A couple of days later I decided that I needed to call and tell her once more not to call the girls, I did not feel she truly understood me the first time. Especially since just that morning she had left a message on Katy’s cell phone about liberating her jaw and calling her, or something close to that. I called her on her cell phone, Mom you have to stop calling the girls and leaving messages about liberating their jaws, what she says, are you monitoring their phone calls, only when you leave repeated insane messages and they call to tell me you called yet again. Telling the girls that they have not told me the entire story and other such references to this past summer, this has to stop. The point is Mom, Sarah and Philip took my 18-year-old daughter to bars and that is wrong. She interrupts and says, they are weak minded and were influenced by Becky’s overwhelming desire to go. They are grown adults that should have known better, they are my sister and brother, they know how I feel about that type of behavior, they did it anyway. She interrupts again, well; you took your babies to a bar the last time your sister was here. I said, so that’s the way you want to play Mom; I can top that one Mom, when I was a little girl you took me to Swinger Parties! She began to scream and pull the phone away from her and right before I heard the phone go click, she is screaming, I will never get rid of the Placek's. This was the first time in my entire life I ever said anything about my childhood, ever. For the first time also, she did call me back again and again, it was silent, not a normal response for her at all.
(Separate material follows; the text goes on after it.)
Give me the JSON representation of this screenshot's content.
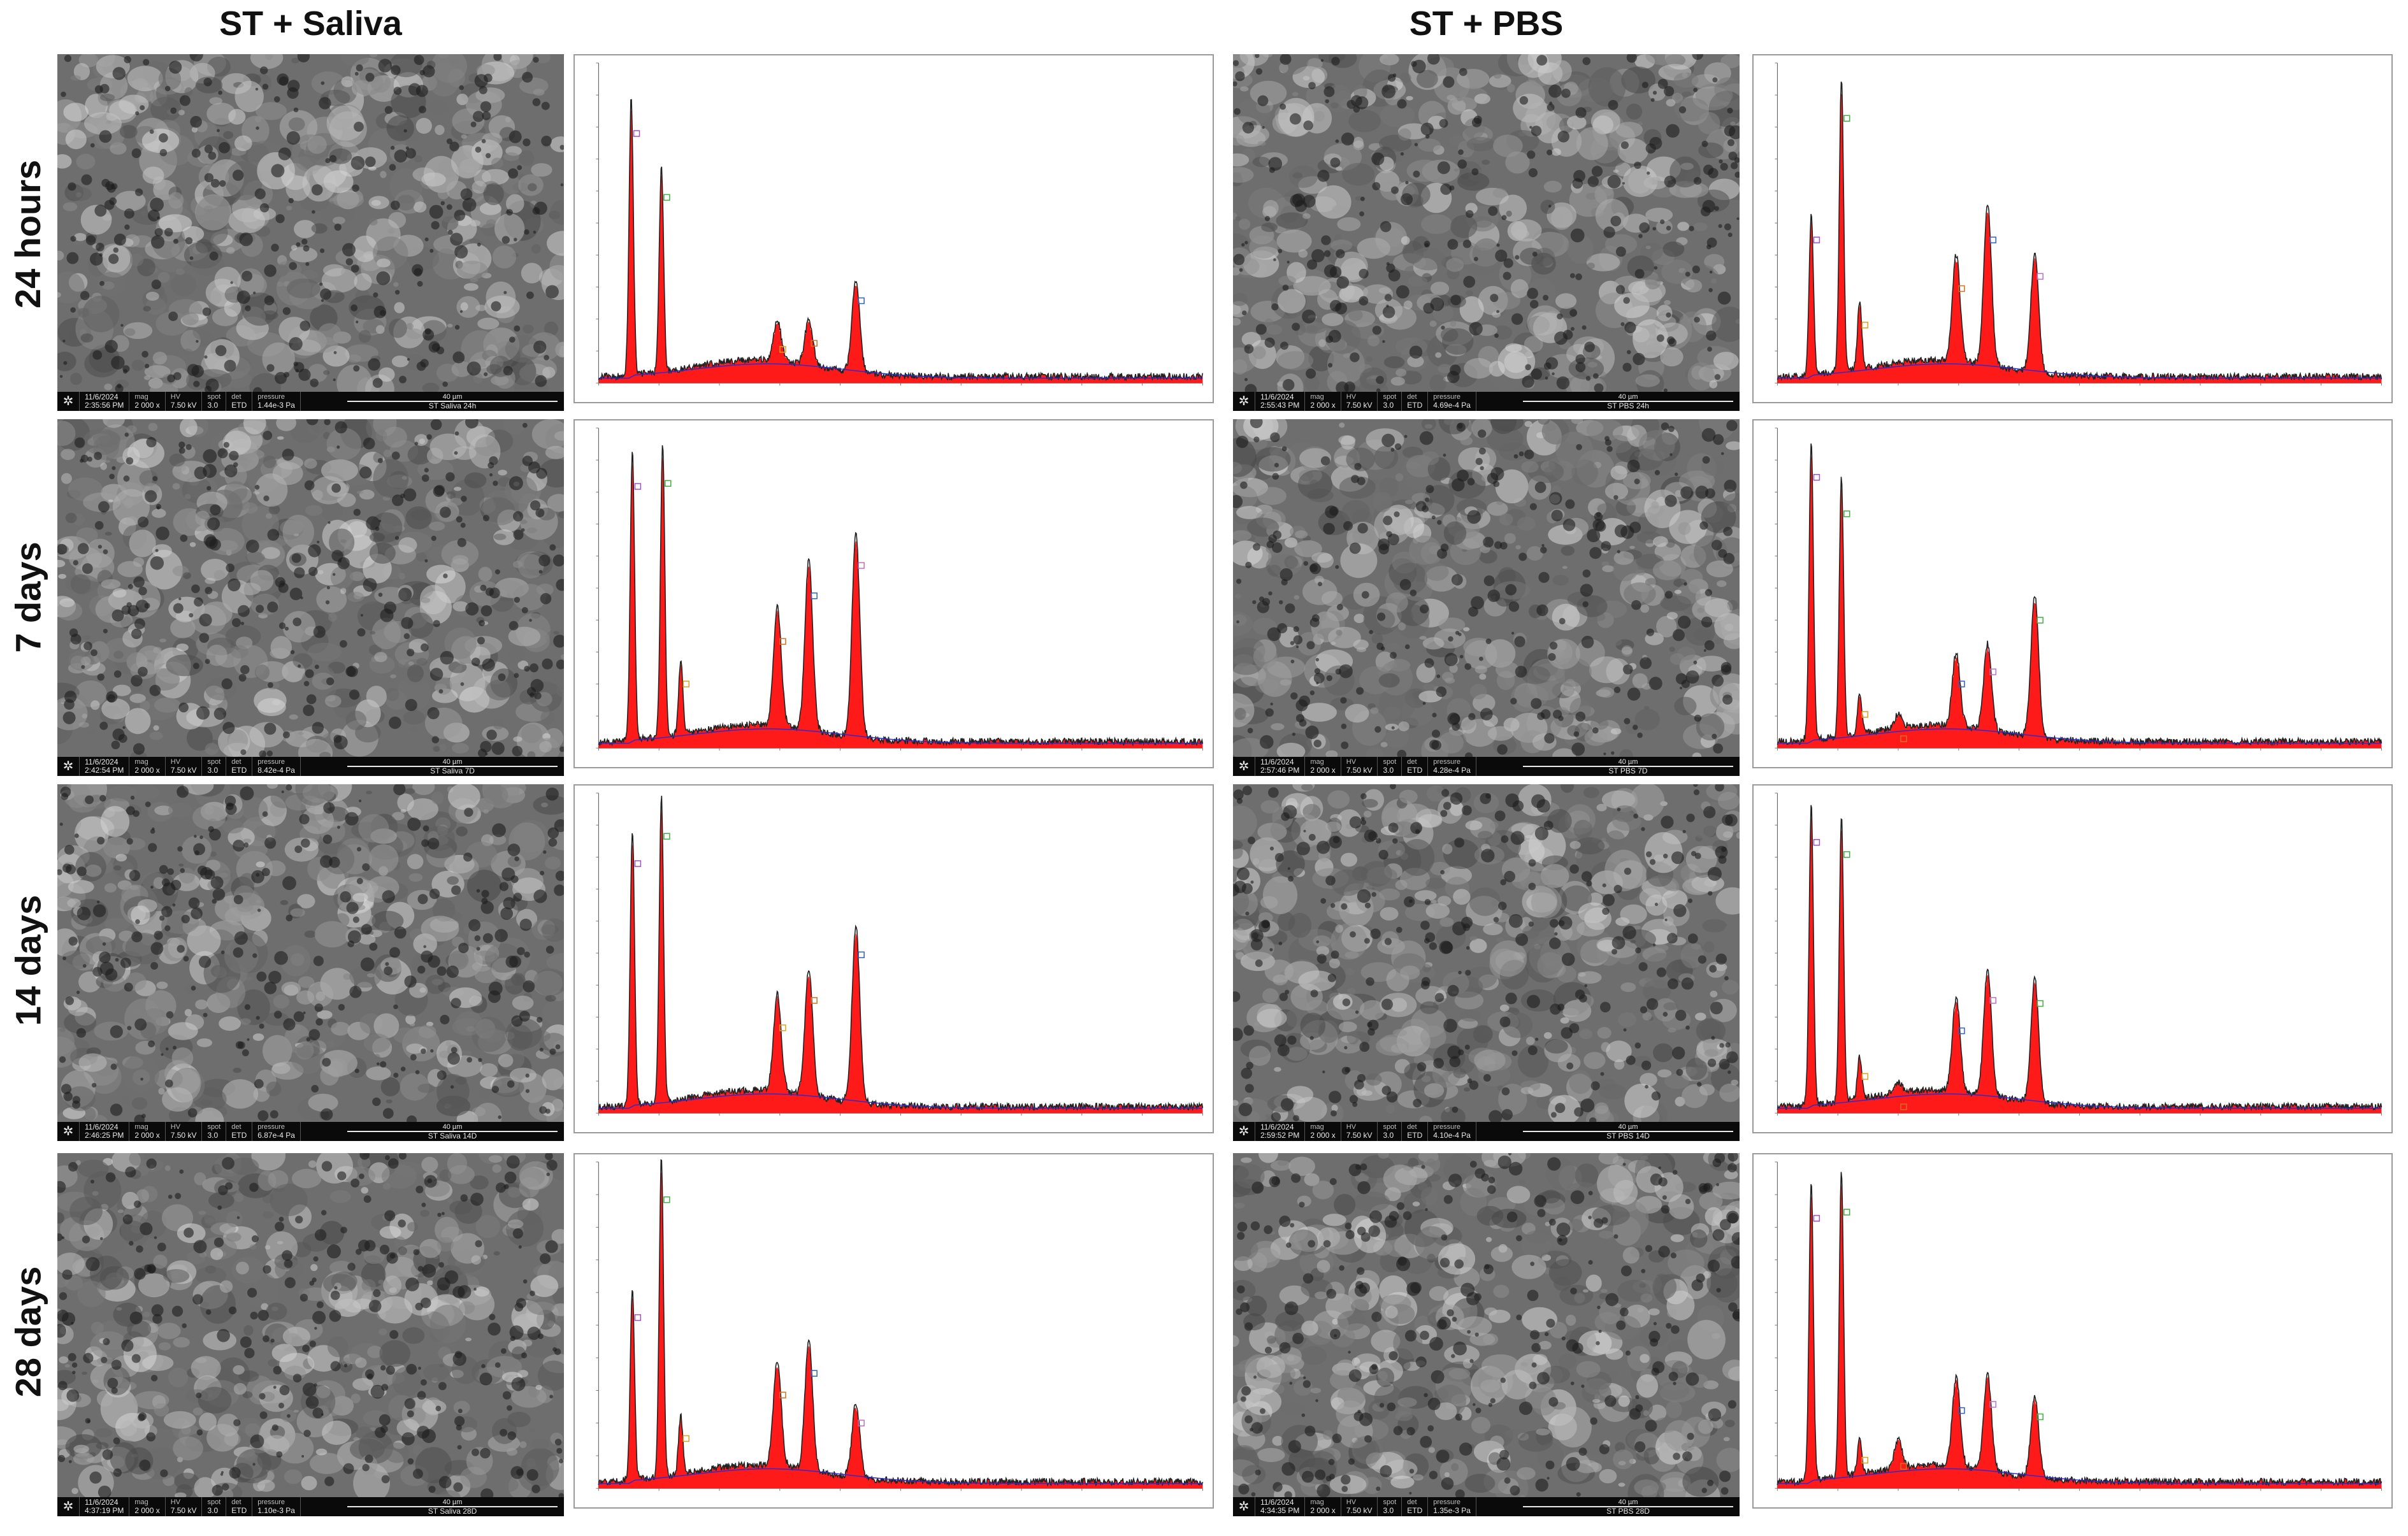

Normally she would call and call yelling and screaming each time about how persecuted she has been and then it would turn into a sarcastic apology generally on the twentieth phone call. Yes all in the same day. But this was so different, she was silent for the first time all you could here was her screaming, what I don't know. But, how nice it was to have had the tables turned for the first time in my life. Her in audible madness and screaming insanities and I was just at peace with myself.
Just an odd time in my life I thought I would share for people who care about what happens to me and mine.